Instagram

L’irrésistible envie de prouver qu’on y était…

En matière de tourisme, Instagram n’a pas bonne presse. On l’accuse d’avoir ruiné les meilleures destinations en popularisant des endroits jusque-là secrets. Pourtant, une part importante des sites saturés n’ont pas attendu l’invention de la perche à selfie pour connaître les dégâts du surtourisme.

Difficile d’attribuer au seul réseau social l’encombrement de la tour de Pise, de la grande muraille de Chine ou du Machu Picchu (tous trois figurent pourtant dans une liste des destinations de vacances « ruinées par Instagram », selon The Independant).

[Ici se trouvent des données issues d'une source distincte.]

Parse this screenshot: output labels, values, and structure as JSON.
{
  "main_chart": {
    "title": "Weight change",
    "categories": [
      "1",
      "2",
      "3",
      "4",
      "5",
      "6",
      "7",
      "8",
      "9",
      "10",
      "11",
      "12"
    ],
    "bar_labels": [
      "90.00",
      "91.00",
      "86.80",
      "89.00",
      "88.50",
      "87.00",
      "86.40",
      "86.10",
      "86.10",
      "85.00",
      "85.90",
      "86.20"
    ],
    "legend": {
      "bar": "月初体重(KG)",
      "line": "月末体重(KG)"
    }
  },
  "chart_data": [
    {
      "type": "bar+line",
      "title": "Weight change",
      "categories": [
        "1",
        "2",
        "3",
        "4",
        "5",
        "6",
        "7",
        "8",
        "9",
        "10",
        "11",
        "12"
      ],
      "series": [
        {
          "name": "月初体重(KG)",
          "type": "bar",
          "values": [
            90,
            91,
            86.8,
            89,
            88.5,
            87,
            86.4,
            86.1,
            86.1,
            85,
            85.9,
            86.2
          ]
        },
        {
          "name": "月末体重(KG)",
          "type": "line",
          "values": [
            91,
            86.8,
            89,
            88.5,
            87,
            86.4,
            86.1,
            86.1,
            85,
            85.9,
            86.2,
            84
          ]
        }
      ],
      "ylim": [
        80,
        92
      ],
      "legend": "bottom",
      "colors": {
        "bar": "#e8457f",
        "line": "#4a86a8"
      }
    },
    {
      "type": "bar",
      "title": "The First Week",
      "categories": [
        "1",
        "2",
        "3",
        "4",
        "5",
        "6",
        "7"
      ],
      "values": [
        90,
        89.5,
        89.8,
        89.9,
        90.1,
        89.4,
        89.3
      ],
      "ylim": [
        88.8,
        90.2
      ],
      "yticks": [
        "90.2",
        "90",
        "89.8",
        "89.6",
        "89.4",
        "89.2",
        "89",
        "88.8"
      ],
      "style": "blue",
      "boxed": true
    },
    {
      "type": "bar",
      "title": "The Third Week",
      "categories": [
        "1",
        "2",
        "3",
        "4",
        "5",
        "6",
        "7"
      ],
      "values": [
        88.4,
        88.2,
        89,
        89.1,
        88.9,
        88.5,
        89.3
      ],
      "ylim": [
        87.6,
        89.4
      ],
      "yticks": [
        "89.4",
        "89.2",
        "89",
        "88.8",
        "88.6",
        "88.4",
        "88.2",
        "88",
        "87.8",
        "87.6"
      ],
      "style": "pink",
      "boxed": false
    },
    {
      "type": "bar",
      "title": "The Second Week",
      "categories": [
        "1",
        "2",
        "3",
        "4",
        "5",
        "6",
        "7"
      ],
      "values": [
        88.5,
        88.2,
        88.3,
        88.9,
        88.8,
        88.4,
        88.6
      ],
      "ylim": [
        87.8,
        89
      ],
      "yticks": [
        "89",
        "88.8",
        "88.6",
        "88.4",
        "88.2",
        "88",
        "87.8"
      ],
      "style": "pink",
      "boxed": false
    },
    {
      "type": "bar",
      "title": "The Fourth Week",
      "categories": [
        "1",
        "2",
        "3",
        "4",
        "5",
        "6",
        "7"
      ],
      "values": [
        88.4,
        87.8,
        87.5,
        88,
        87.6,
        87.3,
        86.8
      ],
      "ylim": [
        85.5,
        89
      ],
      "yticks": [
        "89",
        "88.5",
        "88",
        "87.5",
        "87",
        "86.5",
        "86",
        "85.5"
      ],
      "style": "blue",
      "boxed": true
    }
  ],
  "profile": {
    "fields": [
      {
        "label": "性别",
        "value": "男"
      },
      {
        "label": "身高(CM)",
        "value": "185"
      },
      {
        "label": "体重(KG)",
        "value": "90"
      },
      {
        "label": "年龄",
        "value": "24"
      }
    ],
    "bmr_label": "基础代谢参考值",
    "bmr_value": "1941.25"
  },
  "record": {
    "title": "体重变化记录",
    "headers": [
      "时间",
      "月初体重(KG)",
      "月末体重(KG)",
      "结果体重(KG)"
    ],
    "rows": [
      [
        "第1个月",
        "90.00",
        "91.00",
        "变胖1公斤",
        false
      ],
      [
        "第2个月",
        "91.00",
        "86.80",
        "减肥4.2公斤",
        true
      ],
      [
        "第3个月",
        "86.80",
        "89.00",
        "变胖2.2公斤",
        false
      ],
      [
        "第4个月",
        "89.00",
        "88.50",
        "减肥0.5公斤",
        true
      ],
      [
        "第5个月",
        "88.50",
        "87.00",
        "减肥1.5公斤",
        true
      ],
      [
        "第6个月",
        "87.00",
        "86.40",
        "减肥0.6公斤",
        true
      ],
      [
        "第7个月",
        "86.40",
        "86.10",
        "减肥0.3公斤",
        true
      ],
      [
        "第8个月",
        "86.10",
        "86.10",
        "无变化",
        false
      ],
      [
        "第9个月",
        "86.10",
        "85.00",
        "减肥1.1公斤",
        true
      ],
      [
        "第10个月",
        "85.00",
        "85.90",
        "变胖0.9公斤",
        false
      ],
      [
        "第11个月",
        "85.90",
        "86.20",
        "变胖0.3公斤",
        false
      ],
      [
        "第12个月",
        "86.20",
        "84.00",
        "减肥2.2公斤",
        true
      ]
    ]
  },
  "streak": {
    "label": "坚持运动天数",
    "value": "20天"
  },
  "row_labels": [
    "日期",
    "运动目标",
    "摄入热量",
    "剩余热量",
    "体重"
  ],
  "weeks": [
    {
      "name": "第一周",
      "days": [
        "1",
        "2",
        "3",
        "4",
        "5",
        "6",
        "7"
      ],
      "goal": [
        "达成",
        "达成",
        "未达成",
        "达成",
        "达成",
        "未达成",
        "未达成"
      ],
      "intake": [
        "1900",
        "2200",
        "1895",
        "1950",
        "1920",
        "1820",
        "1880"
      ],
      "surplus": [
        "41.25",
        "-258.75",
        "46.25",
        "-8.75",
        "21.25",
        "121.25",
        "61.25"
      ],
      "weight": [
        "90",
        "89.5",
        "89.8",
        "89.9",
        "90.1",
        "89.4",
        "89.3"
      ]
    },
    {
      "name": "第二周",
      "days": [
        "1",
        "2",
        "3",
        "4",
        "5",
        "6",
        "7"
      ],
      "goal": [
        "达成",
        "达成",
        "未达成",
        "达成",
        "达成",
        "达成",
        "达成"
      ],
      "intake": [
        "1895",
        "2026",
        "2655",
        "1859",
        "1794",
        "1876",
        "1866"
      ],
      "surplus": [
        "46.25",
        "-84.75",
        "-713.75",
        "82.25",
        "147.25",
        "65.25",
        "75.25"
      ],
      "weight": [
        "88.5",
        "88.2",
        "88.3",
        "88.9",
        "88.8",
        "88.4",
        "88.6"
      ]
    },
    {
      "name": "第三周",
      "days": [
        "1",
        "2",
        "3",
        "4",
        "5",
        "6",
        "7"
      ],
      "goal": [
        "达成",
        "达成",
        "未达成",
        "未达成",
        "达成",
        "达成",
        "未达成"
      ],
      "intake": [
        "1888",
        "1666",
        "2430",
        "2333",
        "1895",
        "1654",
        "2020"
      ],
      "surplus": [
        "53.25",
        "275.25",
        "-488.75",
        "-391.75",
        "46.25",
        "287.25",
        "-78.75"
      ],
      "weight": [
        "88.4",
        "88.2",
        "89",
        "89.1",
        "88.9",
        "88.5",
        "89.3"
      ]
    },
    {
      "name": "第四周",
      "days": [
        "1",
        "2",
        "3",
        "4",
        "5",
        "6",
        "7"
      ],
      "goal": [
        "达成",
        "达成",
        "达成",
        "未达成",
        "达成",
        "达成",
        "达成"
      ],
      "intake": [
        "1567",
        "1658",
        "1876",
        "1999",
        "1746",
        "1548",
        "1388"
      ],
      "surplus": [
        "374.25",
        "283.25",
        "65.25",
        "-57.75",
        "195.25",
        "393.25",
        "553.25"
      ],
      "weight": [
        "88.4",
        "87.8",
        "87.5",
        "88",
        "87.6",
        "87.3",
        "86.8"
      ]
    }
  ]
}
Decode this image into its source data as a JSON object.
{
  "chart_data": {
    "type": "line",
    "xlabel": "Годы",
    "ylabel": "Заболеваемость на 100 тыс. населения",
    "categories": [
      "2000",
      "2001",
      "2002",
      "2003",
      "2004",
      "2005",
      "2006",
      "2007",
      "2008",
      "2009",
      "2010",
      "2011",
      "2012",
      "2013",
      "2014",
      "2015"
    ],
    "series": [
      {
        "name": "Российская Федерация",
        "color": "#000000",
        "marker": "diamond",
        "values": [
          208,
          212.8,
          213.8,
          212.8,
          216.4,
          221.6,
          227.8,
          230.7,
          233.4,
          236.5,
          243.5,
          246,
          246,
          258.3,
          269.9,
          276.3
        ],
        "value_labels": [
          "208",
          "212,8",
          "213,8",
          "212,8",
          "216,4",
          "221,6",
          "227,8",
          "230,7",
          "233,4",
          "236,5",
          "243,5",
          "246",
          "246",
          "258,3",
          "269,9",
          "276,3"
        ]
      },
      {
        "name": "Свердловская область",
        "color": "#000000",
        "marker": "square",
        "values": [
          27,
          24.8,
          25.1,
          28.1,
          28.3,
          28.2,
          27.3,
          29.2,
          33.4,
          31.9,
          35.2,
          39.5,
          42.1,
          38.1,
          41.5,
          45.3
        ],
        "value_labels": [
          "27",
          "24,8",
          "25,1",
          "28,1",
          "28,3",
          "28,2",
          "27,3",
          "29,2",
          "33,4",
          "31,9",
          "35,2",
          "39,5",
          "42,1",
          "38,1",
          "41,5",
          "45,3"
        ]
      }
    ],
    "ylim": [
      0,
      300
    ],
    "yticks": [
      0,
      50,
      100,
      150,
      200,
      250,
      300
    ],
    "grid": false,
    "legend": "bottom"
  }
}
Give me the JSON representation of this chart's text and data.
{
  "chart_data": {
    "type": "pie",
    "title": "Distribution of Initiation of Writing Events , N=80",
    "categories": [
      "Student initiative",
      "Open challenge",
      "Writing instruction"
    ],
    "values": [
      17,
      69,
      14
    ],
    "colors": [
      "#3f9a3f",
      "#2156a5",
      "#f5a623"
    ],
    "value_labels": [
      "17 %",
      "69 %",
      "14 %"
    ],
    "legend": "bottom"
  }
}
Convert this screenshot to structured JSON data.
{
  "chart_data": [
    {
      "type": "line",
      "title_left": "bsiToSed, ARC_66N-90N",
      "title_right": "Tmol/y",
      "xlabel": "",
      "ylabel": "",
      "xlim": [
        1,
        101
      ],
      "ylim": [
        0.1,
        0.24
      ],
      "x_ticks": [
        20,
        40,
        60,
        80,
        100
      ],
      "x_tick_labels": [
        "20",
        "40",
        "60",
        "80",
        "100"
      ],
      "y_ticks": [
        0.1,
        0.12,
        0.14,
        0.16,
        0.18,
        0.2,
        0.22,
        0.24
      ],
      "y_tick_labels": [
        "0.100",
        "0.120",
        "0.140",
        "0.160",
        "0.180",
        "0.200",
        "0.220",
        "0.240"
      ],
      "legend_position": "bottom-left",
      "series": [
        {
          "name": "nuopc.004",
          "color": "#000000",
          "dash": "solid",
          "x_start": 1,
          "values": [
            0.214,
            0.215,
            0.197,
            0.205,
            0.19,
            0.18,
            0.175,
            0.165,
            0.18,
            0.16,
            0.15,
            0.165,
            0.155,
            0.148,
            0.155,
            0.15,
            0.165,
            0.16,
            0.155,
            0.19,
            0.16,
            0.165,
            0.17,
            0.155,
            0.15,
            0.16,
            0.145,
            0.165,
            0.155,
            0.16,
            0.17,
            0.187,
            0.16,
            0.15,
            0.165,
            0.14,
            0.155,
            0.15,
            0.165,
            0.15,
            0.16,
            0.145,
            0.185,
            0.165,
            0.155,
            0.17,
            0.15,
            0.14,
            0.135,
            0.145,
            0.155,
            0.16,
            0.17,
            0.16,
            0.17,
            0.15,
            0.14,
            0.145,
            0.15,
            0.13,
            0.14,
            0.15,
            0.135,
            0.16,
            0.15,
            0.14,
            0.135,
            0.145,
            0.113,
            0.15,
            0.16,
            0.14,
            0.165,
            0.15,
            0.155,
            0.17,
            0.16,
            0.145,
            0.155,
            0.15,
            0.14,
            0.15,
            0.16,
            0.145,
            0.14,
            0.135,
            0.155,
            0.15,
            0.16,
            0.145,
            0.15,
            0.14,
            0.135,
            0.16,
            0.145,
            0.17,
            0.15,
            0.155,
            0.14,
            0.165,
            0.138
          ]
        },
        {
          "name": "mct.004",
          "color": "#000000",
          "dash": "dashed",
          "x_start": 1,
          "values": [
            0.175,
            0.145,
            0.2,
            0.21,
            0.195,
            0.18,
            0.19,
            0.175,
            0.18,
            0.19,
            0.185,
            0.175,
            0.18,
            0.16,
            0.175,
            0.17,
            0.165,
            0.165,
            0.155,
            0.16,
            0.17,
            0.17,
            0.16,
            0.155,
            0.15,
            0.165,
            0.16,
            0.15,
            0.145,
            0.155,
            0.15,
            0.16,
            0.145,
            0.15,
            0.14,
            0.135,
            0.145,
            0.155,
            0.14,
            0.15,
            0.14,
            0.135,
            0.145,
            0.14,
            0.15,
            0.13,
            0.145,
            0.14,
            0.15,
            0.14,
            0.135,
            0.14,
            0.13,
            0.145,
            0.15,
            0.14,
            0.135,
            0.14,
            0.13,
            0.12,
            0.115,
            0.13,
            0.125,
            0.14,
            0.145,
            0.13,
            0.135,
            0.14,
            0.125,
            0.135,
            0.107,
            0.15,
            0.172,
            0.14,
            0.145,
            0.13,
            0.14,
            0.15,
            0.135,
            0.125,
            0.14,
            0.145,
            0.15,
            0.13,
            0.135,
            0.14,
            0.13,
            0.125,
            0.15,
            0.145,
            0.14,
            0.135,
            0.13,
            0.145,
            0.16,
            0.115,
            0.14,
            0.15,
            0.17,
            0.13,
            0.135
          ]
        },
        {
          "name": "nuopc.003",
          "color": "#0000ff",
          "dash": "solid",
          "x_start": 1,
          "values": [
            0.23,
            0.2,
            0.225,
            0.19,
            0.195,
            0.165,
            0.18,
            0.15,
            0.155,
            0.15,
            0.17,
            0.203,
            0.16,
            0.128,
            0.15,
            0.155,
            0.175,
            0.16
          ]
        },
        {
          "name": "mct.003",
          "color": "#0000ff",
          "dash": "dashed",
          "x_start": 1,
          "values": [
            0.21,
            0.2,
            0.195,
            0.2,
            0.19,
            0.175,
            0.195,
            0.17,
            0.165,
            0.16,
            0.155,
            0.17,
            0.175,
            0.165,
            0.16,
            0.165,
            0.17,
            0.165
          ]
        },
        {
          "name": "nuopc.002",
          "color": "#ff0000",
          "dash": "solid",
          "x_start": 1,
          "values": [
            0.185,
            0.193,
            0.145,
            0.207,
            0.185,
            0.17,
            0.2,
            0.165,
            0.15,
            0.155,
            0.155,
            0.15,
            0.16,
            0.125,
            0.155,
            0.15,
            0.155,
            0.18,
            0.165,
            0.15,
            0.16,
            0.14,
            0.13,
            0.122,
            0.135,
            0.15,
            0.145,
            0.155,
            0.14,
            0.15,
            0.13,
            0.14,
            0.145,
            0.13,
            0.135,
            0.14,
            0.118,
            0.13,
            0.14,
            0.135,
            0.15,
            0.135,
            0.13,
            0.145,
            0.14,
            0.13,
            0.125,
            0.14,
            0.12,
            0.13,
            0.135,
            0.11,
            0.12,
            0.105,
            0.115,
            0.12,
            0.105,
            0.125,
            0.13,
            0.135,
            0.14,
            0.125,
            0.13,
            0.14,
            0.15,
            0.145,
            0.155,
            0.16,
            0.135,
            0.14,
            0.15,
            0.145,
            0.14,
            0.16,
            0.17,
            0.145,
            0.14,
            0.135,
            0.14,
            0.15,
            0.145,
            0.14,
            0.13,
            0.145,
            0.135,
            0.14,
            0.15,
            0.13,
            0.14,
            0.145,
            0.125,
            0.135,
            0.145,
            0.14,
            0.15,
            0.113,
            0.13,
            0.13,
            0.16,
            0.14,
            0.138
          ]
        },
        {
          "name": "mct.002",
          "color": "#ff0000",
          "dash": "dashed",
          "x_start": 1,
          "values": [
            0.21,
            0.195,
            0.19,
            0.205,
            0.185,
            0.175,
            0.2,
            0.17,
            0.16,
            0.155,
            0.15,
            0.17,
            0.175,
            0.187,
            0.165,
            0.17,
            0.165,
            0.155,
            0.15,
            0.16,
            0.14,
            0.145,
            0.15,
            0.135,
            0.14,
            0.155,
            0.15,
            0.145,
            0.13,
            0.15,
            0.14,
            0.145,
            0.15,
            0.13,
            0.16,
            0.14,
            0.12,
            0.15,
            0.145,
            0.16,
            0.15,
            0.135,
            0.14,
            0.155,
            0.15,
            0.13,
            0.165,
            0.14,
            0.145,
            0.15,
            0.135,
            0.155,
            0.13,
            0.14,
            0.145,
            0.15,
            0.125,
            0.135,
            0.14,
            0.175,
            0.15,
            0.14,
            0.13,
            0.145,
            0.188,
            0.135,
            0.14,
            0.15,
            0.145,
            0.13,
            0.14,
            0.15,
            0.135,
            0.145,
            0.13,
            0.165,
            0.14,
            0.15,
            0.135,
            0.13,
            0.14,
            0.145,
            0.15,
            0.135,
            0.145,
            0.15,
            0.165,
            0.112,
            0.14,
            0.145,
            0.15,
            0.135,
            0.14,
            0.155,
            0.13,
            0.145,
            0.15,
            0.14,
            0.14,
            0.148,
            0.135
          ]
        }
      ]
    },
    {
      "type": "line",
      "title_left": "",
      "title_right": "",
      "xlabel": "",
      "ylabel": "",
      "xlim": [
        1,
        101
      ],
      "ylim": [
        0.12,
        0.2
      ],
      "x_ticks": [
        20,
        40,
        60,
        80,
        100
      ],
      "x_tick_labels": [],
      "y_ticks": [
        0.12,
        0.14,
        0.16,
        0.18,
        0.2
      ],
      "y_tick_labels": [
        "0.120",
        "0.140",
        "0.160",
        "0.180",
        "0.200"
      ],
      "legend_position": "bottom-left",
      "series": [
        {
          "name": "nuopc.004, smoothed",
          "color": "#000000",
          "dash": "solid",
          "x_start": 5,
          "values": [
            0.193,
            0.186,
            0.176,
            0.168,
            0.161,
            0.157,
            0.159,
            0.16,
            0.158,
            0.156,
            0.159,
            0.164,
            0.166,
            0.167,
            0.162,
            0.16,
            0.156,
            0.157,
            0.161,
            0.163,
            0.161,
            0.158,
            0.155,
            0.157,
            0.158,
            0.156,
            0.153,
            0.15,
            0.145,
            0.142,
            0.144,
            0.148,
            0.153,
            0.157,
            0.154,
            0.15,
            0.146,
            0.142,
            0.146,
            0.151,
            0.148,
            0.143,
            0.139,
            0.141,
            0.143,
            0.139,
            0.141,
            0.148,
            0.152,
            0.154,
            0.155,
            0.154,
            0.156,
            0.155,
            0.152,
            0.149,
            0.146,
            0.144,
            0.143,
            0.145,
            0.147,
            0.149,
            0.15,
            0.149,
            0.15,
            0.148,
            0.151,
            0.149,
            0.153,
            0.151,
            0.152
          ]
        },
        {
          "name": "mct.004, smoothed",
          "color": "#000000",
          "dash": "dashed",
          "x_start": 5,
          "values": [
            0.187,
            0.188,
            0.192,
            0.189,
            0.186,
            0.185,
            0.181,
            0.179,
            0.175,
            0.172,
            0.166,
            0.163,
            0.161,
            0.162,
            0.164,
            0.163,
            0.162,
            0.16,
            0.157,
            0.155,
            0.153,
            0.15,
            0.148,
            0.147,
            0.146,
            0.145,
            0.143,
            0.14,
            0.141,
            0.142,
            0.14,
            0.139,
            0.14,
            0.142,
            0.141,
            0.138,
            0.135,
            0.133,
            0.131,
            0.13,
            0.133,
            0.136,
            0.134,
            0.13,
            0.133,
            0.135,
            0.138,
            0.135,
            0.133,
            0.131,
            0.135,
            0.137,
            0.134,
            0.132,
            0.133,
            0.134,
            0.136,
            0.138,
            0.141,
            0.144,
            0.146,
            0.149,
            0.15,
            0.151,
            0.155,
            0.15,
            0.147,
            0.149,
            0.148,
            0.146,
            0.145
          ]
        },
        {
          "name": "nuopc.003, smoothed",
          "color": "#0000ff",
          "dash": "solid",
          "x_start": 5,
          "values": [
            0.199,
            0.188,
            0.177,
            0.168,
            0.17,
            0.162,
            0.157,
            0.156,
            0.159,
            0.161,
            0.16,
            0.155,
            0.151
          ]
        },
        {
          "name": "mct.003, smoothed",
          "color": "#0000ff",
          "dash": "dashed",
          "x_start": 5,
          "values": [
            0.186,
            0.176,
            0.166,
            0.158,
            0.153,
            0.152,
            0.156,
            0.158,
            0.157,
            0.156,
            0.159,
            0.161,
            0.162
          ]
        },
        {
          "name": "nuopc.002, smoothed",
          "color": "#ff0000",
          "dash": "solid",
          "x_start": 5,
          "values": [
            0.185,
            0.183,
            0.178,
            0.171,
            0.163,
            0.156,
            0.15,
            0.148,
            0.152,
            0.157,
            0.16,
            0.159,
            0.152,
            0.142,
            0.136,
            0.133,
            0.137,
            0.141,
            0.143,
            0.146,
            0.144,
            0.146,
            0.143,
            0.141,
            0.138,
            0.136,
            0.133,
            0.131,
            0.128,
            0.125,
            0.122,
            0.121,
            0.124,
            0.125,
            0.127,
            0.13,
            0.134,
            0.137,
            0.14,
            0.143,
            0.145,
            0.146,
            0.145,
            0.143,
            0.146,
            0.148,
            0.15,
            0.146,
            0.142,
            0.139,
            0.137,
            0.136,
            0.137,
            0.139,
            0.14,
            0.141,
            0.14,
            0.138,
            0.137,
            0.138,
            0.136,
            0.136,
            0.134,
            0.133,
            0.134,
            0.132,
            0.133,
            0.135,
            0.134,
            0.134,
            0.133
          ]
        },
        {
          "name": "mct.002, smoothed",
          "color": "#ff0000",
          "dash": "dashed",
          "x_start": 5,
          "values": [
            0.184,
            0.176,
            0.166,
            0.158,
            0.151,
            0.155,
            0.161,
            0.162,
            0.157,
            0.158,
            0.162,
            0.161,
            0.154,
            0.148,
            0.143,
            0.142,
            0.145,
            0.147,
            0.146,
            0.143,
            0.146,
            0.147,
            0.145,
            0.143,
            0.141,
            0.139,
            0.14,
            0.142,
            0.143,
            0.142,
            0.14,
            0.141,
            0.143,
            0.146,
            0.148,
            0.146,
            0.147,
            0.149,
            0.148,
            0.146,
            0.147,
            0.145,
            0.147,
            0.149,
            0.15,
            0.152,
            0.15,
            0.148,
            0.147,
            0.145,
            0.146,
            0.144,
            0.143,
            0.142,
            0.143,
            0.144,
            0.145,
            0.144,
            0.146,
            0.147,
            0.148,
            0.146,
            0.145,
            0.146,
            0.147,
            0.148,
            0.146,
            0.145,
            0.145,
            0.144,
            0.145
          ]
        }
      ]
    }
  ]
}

« Ce que révèlent ces articles, c’est l’angoisse du voyageur cultivé devant l’appropriation des lieux », analyse l’anthropologue Saskia Cousin. On n’aime pas que d’autres arrivent dans un endroit censé être préservé, et ce n’est pas nouveau. Au XIXe siècle fleurit un tourisme distingué, mais quand le commun des mortels débarque, les aristocrates changent de lieux de vacances. Dès les années 1930 – avec l’avènement des congés payés – on déplore l’invasion des plages.

Jusqu’à preuve du contraire, ce n’est pas la répétition et la diffusion d’une image qui pose problème, c’est l’absence de régulation des flux touristiques et la mauvaise répartition des revenus qu’ils induisent.

Quant au comportement si décrié des instagrammeurs, il mélange souvent des réalités très différentes. Selfies de mauvais goût à Auschwitz ou Tchernobyl, prise de risque pour prendre une photo sur une falaise, manque de respect envers les cultures locales.

Les instagrammeurs agacent ? Reste à chacun la possibilité de vivre une expérience plus riche que celle de poster la photo qui sera la plus “likée”. Ceux qui veulent échapper à ce schéma peuvent viser des sites dont aucune image n’est disponible. Qui cherche, trouve.